Mt Rushmore is very cool. Much, much, larger than we expected and we didn't feel (as some did and probably still do) that the granite boulders should have been left alone, quite capable of impressing just by being there. The kids did the Jr Ranger program and were beaming with pride when they were 'pinned' with their badges. The booklet was quite comprehensive and Matt and I were very busy over lunch trying to help answer questions about President's we were only just becoming familiar with ourselves. Have to say though, there was a moment of pride when the Park Ranger gave them their test. Tom got his question correct: Who is this? It was George Washington, and lucky for him, the only President he knows. Dan's question was: Who is this? And having a brother named Tom, he had no problem remembering Thomas Jefferson. Aviva's question was: Who is this? Teddy Roosevelt. But the clincher, which Aviva knew was: What does this man usually wear and why? That one had both Matt & I stumped, but after 3 years in the US pre/school system, Aviva knows her Presidents!

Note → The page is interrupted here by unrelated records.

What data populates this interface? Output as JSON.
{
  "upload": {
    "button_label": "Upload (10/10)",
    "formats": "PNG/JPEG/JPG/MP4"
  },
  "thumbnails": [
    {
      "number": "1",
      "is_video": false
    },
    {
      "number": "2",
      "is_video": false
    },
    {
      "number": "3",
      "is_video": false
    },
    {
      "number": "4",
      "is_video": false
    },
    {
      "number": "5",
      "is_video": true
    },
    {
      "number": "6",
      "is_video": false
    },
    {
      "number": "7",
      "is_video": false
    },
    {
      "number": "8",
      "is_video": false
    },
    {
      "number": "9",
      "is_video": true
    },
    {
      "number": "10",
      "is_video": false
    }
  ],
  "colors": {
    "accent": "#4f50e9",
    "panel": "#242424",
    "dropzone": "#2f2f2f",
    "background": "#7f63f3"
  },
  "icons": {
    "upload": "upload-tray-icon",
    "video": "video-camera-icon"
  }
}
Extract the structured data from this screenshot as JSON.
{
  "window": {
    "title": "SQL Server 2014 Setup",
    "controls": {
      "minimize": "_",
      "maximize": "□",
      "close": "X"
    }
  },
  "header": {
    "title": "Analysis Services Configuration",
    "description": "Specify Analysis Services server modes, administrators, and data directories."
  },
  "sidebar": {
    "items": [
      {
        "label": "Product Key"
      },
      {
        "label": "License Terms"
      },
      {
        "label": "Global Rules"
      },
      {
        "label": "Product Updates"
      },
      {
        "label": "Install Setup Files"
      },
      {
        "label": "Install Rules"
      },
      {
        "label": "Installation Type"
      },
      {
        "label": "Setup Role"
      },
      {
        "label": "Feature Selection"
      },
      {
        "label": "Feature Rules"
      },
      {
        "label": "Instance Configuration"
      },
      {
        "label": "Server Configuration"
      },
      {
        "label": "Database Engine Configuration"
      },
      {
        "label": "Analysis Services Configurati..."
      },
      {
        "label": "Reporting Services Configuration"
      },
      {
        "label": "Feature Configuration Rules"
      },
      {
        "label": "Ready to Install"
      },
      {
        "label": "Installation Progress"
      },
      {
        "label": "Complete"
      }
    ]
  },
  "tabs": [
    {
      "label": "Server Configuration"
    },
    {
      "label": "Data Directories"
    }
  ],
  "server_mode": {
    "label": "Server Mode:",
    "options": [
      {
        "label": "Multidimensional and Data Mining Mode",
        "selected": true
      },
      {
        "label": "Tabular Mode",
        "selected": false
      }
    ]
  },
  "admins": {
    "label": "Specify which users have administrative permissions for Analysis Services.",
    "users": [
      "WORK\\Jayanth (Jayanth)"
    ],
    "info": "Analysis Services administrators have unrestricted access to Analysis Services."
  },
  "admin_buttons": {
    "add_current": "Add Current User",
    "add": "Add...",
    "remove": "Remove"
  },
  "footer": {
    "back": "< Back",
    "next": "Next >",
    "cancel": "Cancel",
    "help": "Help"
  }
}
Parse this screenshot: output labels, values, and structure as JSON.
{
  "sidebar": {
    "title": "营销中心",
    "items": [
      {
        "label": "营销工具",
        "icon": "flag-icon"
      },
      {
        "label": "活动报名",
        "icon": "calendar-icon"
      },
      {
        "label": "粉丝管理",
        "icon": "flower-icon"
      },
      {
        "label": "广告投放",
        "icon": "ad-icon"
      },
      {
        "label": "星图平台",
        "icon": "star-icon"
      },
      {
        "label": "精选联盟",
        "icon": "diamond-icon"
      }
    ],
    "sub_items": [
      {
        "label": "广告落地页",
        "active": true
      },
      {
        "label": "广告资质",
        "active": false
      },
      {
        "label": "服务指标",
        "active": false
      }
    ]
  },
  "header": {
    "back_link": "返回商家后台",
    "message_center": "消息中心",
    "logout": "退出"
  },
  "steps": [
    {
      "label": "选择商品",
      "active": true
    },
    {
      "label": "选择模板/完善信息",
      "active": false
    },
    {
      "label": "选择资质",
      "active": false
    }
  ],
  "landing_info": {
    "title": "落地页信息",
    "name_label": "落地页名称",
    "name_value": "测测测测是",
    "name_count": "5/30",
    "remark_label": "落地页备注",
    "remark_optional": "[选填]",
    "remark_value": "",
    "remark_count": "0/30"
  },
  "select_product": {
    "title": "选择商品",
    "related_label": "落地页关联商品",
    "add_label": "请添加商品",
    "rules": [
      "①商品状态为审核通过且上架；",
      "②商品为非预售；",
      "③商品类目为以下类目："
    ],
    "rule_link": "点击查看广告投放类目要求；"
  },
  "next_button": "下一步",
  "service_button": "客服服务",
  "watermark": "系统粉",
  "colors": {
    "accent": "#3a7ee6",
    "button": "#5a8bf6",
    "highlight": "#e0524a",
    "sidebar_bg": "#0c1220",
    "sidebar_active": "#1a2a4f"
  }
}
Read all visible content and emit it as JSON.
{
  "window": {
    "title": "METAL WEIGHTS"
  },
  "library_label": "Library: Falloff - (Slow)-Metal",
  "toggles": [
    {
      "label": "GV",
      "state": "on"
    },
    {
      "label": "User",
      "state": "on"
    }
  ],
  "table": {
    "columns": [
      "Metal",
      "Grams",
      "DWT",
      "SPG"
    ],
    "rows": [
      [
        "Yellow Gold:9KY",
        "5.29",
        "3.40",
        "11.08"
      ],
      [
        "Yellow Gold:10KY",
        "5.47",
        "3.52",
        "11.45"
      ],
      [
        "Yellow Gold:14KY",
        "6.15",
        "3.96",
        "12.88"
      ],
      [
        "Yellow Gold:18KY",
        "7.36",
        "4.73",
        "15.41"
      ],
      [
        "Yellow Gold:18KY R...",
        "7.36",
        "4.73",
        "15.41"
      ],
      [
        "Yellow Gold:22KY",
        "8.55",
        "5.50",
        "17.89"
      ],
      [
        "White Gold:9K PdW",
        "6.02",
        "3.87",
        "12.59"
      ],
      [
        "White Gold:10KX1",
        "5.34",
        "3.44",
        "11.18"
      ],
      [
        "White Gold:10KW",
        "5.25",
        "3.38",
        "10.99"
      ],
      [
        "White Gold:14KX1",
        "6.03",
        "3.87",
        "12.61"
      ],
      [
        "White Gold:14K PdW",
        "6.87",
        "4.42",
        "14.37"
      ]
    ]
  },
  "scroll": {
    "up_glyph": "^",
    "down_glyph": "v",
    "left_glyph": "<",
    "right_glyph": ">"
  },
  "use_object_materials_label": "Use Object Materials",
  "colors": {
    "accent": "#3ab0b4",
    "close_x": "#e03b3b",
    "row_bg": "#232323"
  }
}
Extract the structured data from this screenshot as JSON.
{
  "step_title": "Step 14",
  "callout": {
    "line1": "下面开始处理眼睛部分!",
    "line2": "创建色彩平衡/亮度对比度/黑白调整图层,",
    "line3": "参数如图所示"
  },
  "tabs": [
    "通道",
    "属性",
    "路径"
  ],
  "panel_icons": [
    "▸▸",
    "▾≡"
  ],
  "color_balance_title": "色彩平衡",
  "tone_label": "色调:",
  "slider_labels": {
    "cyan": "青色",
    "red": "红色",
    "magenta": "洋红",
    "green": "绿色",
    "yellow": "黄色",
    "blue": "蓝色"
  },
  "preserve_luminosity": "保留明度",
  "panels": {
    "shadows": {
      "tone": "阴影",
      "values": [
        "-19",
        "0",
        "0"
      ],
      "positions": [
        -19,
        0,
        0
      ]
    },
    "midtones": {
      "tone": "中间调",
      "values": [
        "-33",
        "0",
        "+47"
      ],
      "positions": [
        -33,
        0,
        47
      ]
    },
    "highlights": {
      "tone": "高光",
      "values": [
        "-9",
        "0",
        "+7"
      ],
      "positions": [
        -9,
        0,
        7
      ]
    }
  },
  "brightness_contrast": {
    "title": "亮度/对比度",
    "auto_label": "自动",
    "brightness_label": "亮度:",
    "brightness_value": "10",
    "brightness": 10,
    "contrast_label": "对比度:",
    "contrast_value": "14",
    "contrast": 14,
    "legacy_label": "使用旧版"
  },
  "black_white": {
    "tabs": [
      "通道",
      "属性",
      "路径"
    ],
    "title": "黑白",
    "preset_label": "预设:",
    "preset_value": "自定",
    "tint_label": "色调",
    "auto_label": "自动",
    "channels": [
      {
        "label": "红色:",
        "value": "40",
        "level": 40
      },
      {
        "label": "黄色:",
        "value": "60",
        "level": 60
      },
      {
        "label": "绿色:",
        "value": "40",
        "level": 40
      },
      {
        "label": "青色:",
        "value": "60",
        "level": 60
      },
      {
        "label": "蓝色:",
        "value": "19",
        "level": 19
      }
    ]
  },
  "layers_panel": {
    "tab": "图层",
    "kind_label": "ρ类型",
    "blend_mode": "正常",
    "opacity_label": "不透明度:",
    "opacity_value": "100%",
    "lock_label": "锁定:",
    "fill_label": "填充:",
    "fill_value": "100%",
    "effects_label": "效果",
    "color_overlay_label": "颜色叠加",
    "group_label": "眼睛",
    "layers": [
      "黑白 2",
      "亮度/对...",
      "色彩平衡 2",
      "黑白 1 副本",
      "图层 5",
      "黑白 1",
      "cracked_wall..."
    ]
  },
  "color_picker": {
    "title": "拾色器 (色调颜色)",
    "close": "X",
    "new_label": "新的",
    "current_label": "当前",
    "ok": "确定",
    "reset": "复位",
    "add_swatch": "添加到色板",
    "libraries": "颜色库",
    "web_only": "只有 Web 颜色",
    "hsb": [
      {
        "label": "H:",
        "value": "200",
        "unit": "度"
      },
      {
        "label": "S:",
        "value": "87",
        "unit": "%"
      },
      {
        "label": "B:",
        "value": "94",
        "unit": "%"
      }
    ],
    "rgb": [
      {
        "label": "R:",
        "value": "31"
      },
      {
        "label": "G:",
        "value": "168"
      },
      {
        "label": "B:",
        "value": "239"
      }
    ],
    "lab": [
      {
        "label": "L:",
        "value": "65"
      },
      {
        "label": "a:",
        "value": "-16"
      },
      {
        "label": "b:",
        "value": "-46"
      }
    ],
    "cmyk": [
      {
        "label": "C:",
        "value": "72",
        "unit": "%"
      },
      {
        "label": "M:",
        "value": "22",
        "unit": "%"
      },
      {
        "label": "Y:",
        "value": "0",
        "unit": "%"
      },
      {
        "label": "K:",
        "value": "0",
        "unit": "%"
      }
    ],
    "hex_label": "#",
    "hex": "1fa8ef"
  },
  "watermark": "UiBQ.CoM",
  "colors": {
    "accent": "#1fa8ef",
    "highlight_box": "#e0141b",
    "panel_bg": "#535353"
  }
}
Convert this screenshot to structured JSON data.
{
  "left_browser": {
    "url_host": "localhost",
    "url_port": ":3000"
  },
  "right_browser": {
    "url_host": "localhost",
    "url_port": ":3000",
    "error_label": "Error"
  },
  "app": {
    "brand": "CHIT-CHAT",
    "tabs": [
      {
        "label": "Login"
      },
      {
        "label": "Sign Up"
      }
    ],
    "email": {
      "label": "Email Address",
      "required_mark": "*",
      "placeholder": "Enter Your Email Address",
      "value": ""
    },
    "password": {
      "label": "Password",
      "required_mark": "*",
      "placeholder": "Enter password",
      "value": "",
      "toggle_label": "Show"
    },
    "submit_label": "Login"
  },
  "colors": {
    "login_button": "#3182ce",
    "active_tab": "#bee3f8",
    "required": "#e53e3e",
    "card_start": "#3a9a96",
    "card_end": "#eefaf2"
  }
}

We spent the afternoon at Crazy Horse (the memorial to the Sioux leader) and discovered by pure luck that we had arrived on the anniversary of Crazy Horse's death and what would have been the 100th birthday of the sculptor, Korczak Ziolkowski. There was to be a night blast (only 2 are done each year) following the laser show, so we zipped back to the campsite for some fishing and laundry, and then packed all our warm things and headed back to Crazy Horse with the other 3000 people wanting to catch some of the action. It was quite spectacular watching the zig-zagging of the dynamite blasting off (presumably) large chunks of rock for the soon to be sculpted horse (see video below). So far only Crazy of the Crazy Horse has been sculpted but the family are undertaking to complete the original design - a huge undertaking. 641 feet long by 563 feet high. Crazy Horse's completed head is 87 feet 6 inches high. The horse's head, currently the focus of work on the mountain, is 219 feet or 22 stories.
We really enjoyed the Badlands and the Black Hills region. Next stop, another National Park ... Yellowstone followed by Grand Tetons. Bears and mountains, here we come.